В конце XIV века последователь исихазма митрополит Киприан писал о том, что «занеже пагуба черньцем селы владети»[90].
Вплоть до XIX века Нилова пустынь не имела пахотной земли, скота, скит никогда не владел селами и деревнями. Следуя заветам основателя скита, монахи почти никогда не участвовали ни в каких строительных работах, не работали в поле. Устав запрещал им частые выходы из кельи и долгое пребывание вне ее. Строили церкви, мостили мосты, мшили стены в кельях, чинили печи в Нило-Сорском скиту наемные люди, которым платили из скитской казны[93]. Поэтому Нил Сорский разрешал своему монастырю принимать милостыню нужную, но не излишнюю: «Аще ли не удовлимся в потребах наших от деланна своего за немощь нашу… то взимати мало милостыня от христолюбцевъ нужная, а не излишняа»[94]. Такой «нужной милостынью» вполне можно считать «государево жалованье», ругу, выплачиваемую с 1515 года — уже после смерти преподобного, так как оно не нарушало нестяжания ни монастыря, ни монахов — это был минимум, необходимый для пропитания монахов.
Преподобный полагал, что «истинное же отдаление сребролюбиа и вещелюбиа не точию не имети имениа, но и не желати то стяжати»[95]. Здесь Нил говорит об идеале, но реально достижимое нестяжание, по Нилу, — не надрывный аскетизм, а «неимение излишнего». Это характерно как для его отношения к телесным потребностям (меру «пищи и питиа» он определяет просто — «противу силе своего тела и души окормлениа кыиждо да творитъ, бегая пресышениа и сластолюбиа»)[96], так и его отношения к имуществу монастырей.

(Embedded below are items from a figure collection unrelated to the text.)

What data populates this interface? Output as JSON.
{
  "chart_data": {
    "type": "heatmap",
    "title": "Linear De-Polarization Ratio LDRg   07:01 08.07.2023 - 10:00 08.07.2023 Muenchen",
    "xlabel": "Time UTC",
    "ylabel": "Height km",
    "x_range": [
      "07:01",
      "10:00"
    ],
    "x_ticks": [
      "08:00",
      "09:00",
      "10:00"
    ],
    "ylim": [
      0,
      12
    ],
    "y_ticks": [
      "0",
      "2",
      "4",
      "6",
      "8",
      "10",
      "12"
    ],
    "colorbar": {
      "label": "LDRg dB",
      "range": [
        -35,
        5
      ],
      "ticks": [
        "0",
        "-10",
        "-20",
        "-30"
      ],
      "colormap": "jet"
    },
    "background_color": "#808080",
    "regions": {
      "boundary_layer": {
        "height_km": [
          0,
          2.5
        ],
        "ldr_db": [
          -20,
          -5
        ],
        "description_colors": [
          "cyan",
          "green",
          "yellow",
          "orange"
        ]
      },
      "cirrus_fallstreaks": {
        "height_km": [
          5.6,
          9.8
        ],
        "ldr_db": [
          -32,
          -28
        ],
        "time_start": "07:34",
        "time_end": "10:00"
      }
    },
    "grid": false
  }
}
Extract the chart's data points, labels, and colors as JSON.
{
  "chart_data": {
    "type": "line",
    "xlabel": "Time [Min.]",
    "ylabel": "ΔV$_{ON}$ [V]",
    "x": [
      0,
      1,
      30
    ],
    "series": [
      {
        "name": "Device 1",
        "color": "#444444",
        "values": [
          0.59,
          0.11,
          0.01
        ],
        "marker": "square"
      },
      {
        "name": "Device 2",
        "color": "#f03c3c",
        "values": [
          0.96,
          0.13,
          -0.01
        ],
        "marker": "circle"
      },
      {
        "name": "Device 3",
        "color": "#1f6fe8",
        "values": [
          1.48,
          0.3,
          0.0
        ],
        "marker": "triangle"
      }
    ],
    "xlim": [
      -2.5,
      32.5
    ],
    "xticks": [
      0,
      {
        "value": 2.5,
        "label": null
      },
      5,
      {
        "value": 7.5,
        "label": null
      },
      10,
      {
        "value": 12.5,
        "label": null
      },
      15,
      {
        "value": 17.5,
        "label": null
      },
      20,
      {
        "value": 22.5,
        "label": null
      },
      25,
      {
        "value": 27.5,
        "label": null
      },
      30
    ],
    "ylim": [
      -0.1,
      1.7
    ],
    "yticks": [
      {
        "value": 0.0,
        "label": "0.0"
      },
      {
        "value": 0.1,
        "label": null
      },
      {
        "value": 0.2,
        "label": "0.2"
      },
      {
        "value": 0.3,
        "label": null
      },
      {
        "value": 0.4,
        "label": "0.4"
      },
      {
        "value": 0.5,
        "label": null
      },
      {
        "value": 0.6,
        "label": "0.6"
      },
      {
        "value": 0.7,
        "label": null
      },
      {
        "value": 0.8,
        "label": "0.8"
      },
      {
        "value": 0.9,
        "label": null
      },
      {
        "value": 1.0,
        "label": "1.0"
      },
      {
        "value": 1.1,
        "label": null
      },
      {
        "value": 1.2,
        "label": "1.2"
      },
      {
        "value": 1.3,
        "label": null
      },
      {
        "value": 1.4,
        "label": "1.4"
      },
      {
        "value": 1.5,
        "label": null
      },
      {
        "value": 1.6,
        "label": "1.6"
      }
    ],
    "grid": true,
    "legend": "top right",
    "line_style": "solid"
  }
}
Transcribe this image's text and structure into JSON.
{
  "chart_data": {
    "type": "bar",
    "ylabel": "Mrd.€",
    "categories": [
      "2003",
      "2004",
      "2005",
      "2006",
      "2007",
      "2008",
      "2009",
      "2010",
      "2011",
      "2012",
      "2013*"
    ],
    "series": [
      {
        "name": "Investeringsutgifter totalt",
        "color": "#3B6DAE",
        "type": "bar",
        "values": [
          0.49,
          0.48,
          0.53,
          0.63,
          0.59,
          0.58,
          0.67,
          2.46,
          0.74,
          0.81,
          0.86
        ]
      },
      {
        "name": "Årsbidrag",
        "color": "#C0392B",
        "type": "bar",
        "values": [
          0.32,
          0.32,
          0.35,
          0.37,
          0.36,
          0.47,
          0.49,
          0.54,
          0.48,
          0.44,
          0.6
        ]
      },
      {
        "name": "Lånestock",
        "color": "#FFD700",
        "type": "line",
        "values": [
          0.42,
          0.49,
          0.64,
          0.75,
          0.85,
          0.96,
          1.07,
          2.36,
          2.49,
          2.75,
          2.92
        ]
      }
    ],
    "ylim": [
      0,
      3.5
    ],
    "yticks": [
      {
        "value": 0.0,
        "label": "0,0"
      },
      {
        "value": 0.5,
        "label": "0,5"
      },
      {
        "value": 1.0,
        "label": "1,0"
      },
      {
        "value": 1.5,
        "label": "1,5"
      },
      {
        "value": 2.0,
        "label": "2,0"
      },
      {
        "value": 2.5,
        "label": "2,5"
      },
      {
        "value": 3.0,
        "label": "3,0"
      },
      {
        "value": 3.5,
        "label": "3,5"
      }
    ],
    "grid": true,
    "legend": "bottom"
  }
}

Но значит ли это, что требования Нила не были «радикальными». Ведь отказ от владения крестьянами означал серьезный удар по благосостоянию многих монастырей, поэтому программа нестяжателей встретила ожесточенное сопротивление, которое выражалось и в том, чтобы приписать противникам монастырской эксплуатации крестьян несуществующие требования. Отсюда, вероятно, происходит мнение о борьбе нестяжателей за секуляризацию монастырских земель.
Великий Инквизитор
Русские исихасты ясно и недвусмысленно определили свое отношение к стремительному обогащению монастырских корпораций. Противоположная группа, защищавшая имущественные права монастырей, получила название «стяжателей». А. И. Алексеев связывает развитие любостяжательского направления и обоснования землевладельческих прав церкви с широким распространением поминальной практики, в результате которой монастыри стали получать значительные вклады, в том числе земли и села[97].
«А ведомо тебе, колко люди добрые давали денег да сел, а велели собя писати в вечное поминание, и кормы по себе кормити, ино тех память всех погыбнет, а мы пойдем вси по двором» — отсюда доктрина неотчуждаемости церковных имуществ[98]. Автор этого откровенного заявления, признанный вождь любостяжательской партии Иосиф Санин, будущий игумен Волоцкого монастыря, был моложе сорского отшельника. Восемнадцать лет он провел в послушании в Боровском монастыре у преподобного Пафнутия. После смерти настоятеля в 1478 г. управление обителью перешло к Иосифу. Желая установить совершенное и полное общежитие братии, новый игумен предпринял путешествие по другим монастырям в поисках путей должного устроения иноческой жизни.
Порядок, какой он желал учредить в своем братстве, преподобный нашел в Кирилло-Белозерской обители. Казалось, Нил и Иосиф прошли одну монашескую школу, испытали влияние одного идеала. Но так ли это? Нил вернулся на Русь с православного Востока спустя семь лет после того, как Иосиф основал Волоцкий монастырь. Нравы, которые Нил застал в Кириллове и которые взял за основу Иосиф, показались Нилу «испорченными» в сравнении с тем, что существовали здесь 20 лет назад, и тем более — с тем, что он увидел и узнал на Афоне. Если Иосифу показалось, что в обители в полноте и строгости бережно сохранился общежительный устав, заповеданный преподобным Кириллом, то Нил заключил, что заветы основателя подзабыты, что и послужило одной из причин удаления в скит.
Какие нравы царили в то время в Кирилловой обители можно судить по «брани», имевшей место в 1478 году, — именно тогда, когда устройство монастыря брал за образец Иосиф. Насельники белозерской обители захотели выйти из подчинения ростовского владыки, чтобы монастырь «ведати» удельному князю Михаилу Андреевичу. В конфликт пришлось вмешаться великому князю, который указал ведать монастырь по старине ростовскому архиепископу.